Even so, the report reveals the positive measures taken by the Kenya Government to coerce Africans into seeking wage employment. In the first instance the Kikuyu and other East African tribes were enclosed within small reserve areas which to an agricultural people was disastrous. In the terms of the report, South Nyeri, one of the three component districts comprising the Kikuyu reserved lands, had a population estimated in 1944 to be 542 to the square mile. This population density is probably among the highest in the world. As well as this the Government instituted a hut tax and poll tax, payable only directly in cash. Thus within two simple but brutal measures the authorities began to reduce the African from a dignified tribesman with a stake in his community to a dispossessed wage worker forced into white landowners' service or into industrial undertakings.

The report dwells in some detail on many reasons for the African workers' so-called inefficiency, including lack of education and poverty.
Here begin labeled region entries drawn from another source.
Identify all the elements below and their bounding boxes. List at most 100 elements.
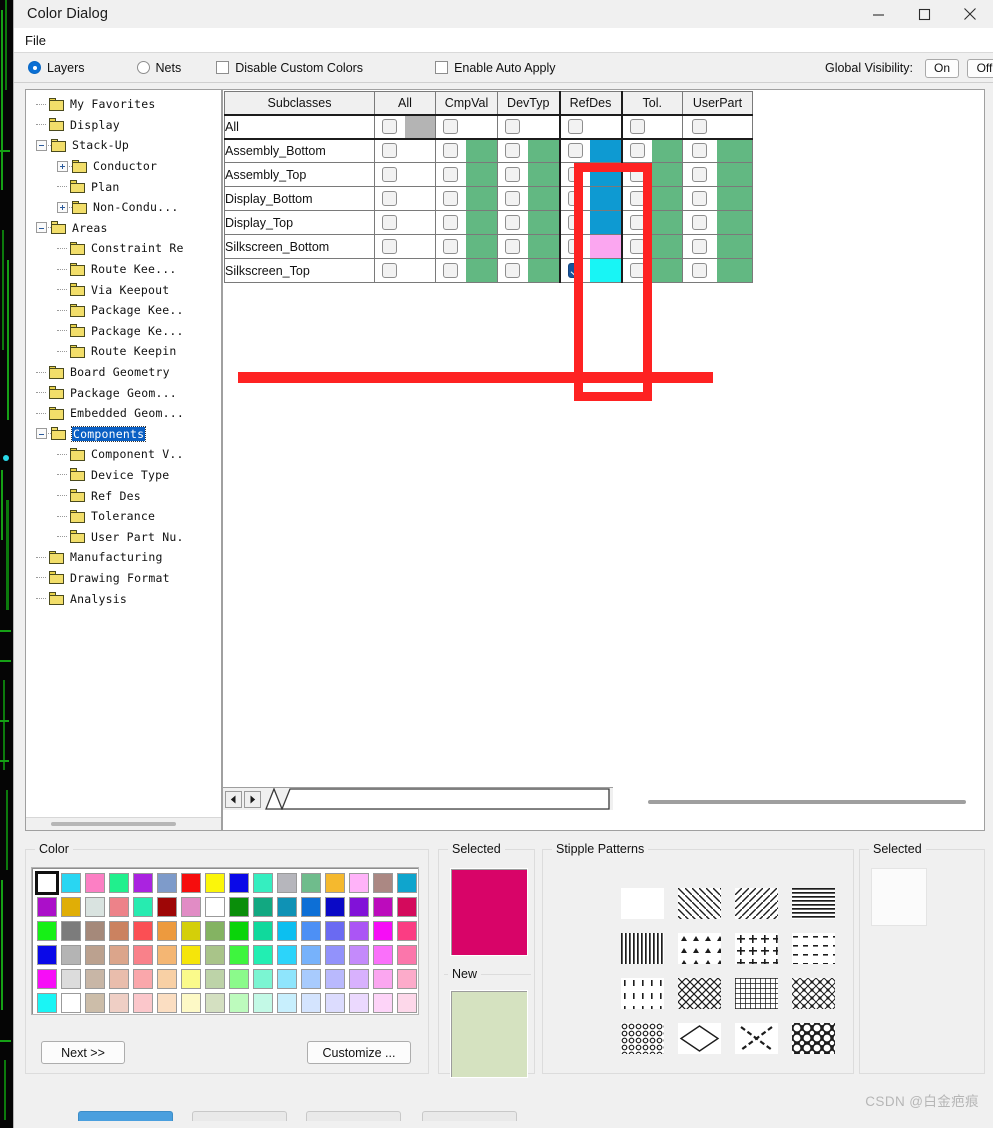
palette-swatch[interactable] — [155, 991, 179, 1015]
dialog-cancel-button[interactable] — [192, 1111, 287, 1121]
tree-item[interactable]: Package Ke... — [30, 321, 221, 342]
visibility-checkbox[interactable] — [692, 143, 708, 159]
visibility-checkbox[interactable] — [505, 119, 521, 135]
visibility-checkbox[interactable] — [382, 191, 398, 207]
cell-checkbox-container[interactable] — [681, 258, 717, 283]
visibility-checkbox[interactable] — [443, 119, 459, 135]
table-header-tol-[interactable]: Tol. — [620, 91, 683, 116]
cell-checkbox-container[interactable] — [681, 114, 717, 140]
visibility-checkbox[interactable] — [629, 119, 645, 135]
menu-item-file[interactable]: File — [18, 31, 53, 50]
cell-checkbox-container[interactable] — [496, 186, 528, 211]
palette-swatch[interactable] — [323, 919, 347, 943]
visibility-checkbox[interactable] — [567, 191, 583, 207]
cell-color-swatch[interactable] — [527, 234, 560, 259]
visibility-checkbox[interactable] — [567, 239, 583, 255]
visibility-checkbox[interactable] — [443, 167, 459, 183]
minimize-icon[interactable] — [855, 0, 901, 28]
cell-checkbox-container[interactable] — [558, 114, 590, 140]
table-horizontal-scrollbar[interactable] — [648, 796, 978, 808]
cell-checkbox-container[interactable] — [374, 234, 405, 259]
tree-item[interactable]: Package Geom... — [30, 382, 221, 403]
tree-item[interactable]: Drawing Format — [30, 568, 221, 589]
cell-checkbox-container[interactable] — [620, 138, 652, 163]
palette-swatch[interactable] — [371, 871, 395, 895]
palette-swatch[interactable] — [35, 919, 59, 943]
radio-nets[interactable]: Nets — [136, 61, 181, 75]
palette-swatch[interactable] — [179, 991, 203, 1015]
checkbox-disable-custom-colors[interactable]: Disable Custom Colors — [216, 61, 363, 75]
cell-color-swatch[interactable] — [716, 162, 753, 187]
cell-checkbox-container[interactable] — [496, 138, 528, 163]
palette-swatch[interactable] — [323, 871, 347, 895]
palette-swatch[interactable] — [275, 991, 299, 1015]
palette-swatch[interactable] — [227, 991, 251, 1015]
cell-checkbox-container[interactable] — [620, 234, 652, 259]
palette-swatch[interactable] — [299, 967, 323, 991]
palette-swatch[interactable] — [203, 943, 227, 967]
palette-swatch[interactable] — [179, 895, 203, 919]
palette-swatch[interactable] — [347, 967, 371, 991]
tree-item[interactable]: Analysis — [30, 588, 221, 609]
cell-color-swatch[interactable] — [651, 258, 683, 283]
table-header-refdes[interactable]: RefDes — [558, 91, 622, 116]
cell-color-swatch[interactable] — [527, 186, 560, 211]
dialog-ok-button[interactable] — [78, 1111, 173, 1121]
table-row[interactable]: Display_Bottom — [224, 186, 753, 211]
cell-checkbox-container[interactable] — [681, 186, 717, 211]
table-row[interactable]: Silkscreen_Top — [224, 258, 753, 283]
cell-checkbox-container[interactable] — [434, 186, 466, 211]
visibility-checkbox[interactable] — [505, 191, 521, 207]
visibility-checkbox[interactable] — [443, 191, 459, 207]
stipple-pattern-vertical-lines[interactable] — [621, 933, 678, 978]
palette-swatch[interactable] — [347, 919, 371, 943]
close-icon[interactable] — [947, 0, 993, 28]
palette-swatch[interactable] — [155, 919, 179, 943]
expand-icon[interactable] — [57, 201, 68, 213]
palette-swatch[interactable] — [251, 895, 275, 919]
palette-swatch[interactable] — [251, 967, 275, 991]
palette-swatch[interactable] — [275, 919, 299, 943]
palette-swatch[interactable] — [203, 871, 227, 895]
tree-item[interactable]: Package Kee.. — [30, 300, 221, 321]
palette-swatch[interactable] — [323, 895, 347, 919]
cell-checkbox-container[interactable] — [558, 210, 590, 235]
palette-swatch[interactable] — [59, 991, 83, 1015]
cell-checkbox-container[interactable] — [558, 186, 590, 211]
visibility-checkbox[interactable] — [629, 239, 645, 255]
stipple-pattern-plus-marks[interactable] — [735, 933, 792, 978]
cell-color-swatch[interactable] — [651, 114, 683, 140]
palette-swatch[interactable] — [203, 967, 227, 991]
table-header-userpart[interactable]: UserPart — [682, 91, 753, 116]
cell-checkbox-container[interactable] — [620, 114, 652, 140]
cell-color-swatch[interactable] — [651, 186, 683, 211]
tree-item[interactable]: Via Keepout — [30, 279, 221, 300]
cell-color-swatch[interactable] — [527, 210, 560, 235]
visibility-checkbox[interactable] — [567, 143, 583, 159]
palette-swatch[interactable] — [107, 871, 131, 895]
visibility-checkbox[interactable] — [382, 119, 398, 135]
tree-item[interactable]: Constraint Re — [30, 238, 221, 259]
cell-color-swatch[interactable] — [404, 234, 436, 259]
tab-strip[interactable] — [223, 787, 613, 810]
palette-swatch[interactable] — [395, 967, 419, 991]
palette-swatch[interactable] — [179, 943, 203, 967]
visibility-checkbox[interactable] — [692, 119, 708, 135]
customize-button[interactable]: Customize ... — [307, 1041, 411, 1064]
scroll-right-icon[interactable] — [244, 790, 261, 808]
cell-color-swatch[interactable] — [589, 258, 622, 283]
cell-checkbox-container[interactable] — [434, 114, 466, 140]
cell-color-swatch[interactable] — [651, 210, 683, 235]
palette-swatch[interactable] — [395, 991, 419, 1015]
stipple-pattern-dotted-diamond[interactable] — [792, 978, 849, 1023]
visibility-checkbox[interactable] — [629, 263, 645, 279]
table-scrollbar-thumb[interactable] — [648, 800, 966, 804]
tree-horizontal-scrollbar[interactable] — [26, 817, 221, 830]
palette-swatch[interactable] — [227, 871, 251, 895]
cell-checkbox-container[interactable] — [496, 258, 528, 283]
stipple-pattern-bold-checker-diamond[interactable] — [792, 1023, 849, 1068]
visibility-checkbox[interactable] — [629, 215, 645, 231]
cell-checkbox-container[interactable] — [620, 186, 652, 211]
cell-color-swatch[interactable] — [404, 114, 436, 140]
cell-checkbox-container[interactable] — [496, 114, 528, 140]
It says, "Perhaps in some respects the greatest handicap is physical and arises from malnutrition." On the question of wages this report is equally forthright, " . . . it is clear that the wage plan does not ensure wages adequate to enable an African residing in any of the towns to bring up a family." Again: "It is therefore with more confidence that the whole survey team, including the medical and nutritional investigators, record their reasoned observation that they found much discontent concerning wages in relation to cost of living."

Apart from laying bare the ruthlessness of of British Colonial policy, even in modern times, the report contained a disquieting warning. Quoting a doctor who lived in East Africa for two decades it said "A doctor . . . can assert that the cause of the poor work output is more mental than physical. Malnutrition and disease play their part but, sitting and talking with the workers in their homes, one became aware of a very grave discontent which, unless constructively guided and relieved, may well threaten civil peace."

It was the violent repression that Mau Mau provoked that enabled British interests to finally destroy the Kikuyu and other tribal structures. The way is now clear for the rapid conversion of East Africans into wage workers. Mau Mau retaliation was bloody and horrible, primitive political struggles often are, but undoubtedly British colonial policy first provoked the violence.